Home & Garden

Understanding our five senses

Our senses enable us to navigate and make sense of our environment, but more importantly, they enable us to find food and mates, and to avoid danger. Our sense of taste and smell help us to learn what’s poisonous and what’s edible. Our sense of touch tells us when our feet are touching the ground, and that fi re is hot. And as an added bonus, our senses allow us to hear and see beautiful things, to feel the softness of a kitten’s fur or take pleasure in the touch of others and to enjoy what we’re eating and drinking. Our combination of senses offer us a unique and varied experience of the world that no other living creature completely shares. Mammals, birds, fi sh and insects all have their own unique experience of their environment that we can never share. While we usually hear of our five senses, we now know that those five (sight, hearing, touch, taste and smell) are only the most central. The actual number is still in dispute. The one, and most important organ involved in all of our senses is the brain. The senses collect the data, but it’s the brain that interprets and makes ‘sense’ of it all. And it does it at amazing speed.

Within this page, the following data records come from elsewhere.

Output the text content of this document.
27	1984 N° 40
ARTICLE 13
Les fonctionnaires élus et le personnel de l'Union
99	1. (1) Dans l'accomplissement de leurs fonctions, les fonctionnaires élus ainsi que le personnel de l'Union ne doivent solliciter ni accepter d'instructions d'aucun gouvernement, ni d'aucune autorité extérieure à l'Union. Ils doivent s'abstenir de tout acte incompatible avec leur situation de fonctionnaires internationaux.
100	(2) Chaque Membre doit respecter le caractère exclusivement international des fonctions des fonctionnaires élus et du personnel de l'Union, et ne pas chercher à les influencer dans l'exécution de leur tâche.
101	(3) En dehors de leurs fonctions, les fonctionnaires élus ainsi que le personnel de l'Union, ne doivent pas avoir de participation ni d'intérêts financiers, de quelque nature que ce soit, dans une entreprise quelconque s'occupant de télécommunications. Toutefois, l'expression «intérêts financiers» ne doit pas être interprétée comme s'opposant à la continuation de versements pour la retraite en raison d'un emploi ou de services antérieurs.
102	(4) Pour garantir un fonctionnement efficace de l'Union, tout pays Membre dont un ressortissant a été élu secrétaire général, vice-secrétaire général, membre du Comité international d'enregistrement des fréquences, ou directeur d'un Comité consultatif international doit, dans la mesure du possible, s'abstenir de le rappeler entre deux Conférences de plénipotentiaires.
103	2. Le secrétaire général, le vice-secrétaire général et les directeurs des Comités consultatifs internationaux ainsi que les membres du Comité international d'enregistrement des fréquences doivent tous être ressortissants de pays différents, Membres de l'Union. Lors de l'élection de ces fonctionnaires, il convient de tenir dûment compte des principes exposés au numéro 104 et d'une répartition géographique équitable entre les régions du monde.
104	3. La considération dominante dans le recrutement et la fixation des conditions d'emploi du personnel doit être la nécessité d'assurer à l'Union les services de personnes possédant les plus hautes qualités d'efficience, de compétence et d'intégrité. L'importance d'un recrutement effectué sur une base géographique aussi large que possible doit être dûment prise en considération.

Humans are very visually oriented. We make a lot of our decisions based on sight. It’s how most of us navigate the world. But the fact that blind people live otherwise normal and fulfilling lives tells us it is no longer necessary for survival. Our vision evolved because it gave us an advantage over potential predators and information about our environment that made it easier to overcome difficulties. To see, specialized cells in our eyes receive light, which activates chemical responses and sends signals to the brain. The brain then analyzes these signals, decoding the color, shape and intensity; deciding if it’s a person, place or thing and finally giving you an image – all in just milliseconds. Most of us see in color, though we are only able to perceive a small part of the light spectrum – colors from red to violet. Not everyone sees the same colors, though. Some people are color-blind, they are not able to detect all the wavelengths. Most color-blind people have trouble distinguishing red, yellow and green from each other. 

Hearing was the last sense to evolve, emerging as animals left the sea for land. Sound is produced by vibration, and the number of vibrations per second determines its pitch. Sounds above human hearing are called ultrasonic, those below are known as subsonic. Dogs, bats and some insects are capable of ultrasonic hearing. Whales and elephants produce subsonic sounds, but it is unknown for sure if they hear them. Our ears are divided into 3 parts. The outer ear (the part you see) serves to enhance and focus the vibrations received, funneling them into the middle ear. The middle ear amplifies the vibrations and sends the signals to the inner ear, where they are converted to electrical impulses and sent to the brain. Cats have some of the best hearing of all mammals, able to hear into the ultrasonic range. Humans use hearing primarily for communication. We also enjoy hearing sounds, just as we enjoy what we see. Humans are not alone in appreciating music – dogs have been shown to be calmed by classical music, and cows react to relaxing music by producing more milk. Elephants are able to keep a beat, perhaps better than humans. 

The senses of taste and smell are closely entwined. You may have noticed that food seems to have little taste when you have a cold. This is because the odor of the food is integral to its taste. Mouthfeel and temperature also affect our perception of flavor. The taste-buds on our tongues and elsewhere in our mouths and throats sense flavor molecules in our food. There are multiple versions of these cells, and each reacts to a certain aspect of flavor – sweet, salty, sour, bitter and savory are the primary sensations. We may also have receptors for fat and other taste sensations. Our nose brings in odor molecules with every breath. Our noses are lined with nerve cells that bind to these molecules which send electrical impulses to the brain. Dogs are known for their excellent scent detection. While we have the ability to detect smell almost as well as they do, dogs use their senses differently. It is the most important sense in the dog’s world, in the way that vision is for us.

Touch receptors are found all over (and inside) our body. Touch is really only one of a group of somatosensory senses. We have receptors for every type of skin contact we experience – pressure, temperature, pain and more. We also have receptors that tell the brain our position and control movement. Proprioception, the sense of where our body is in space, combines with all the above senses to coordinate our moves and together allow us to navigate and understand our world.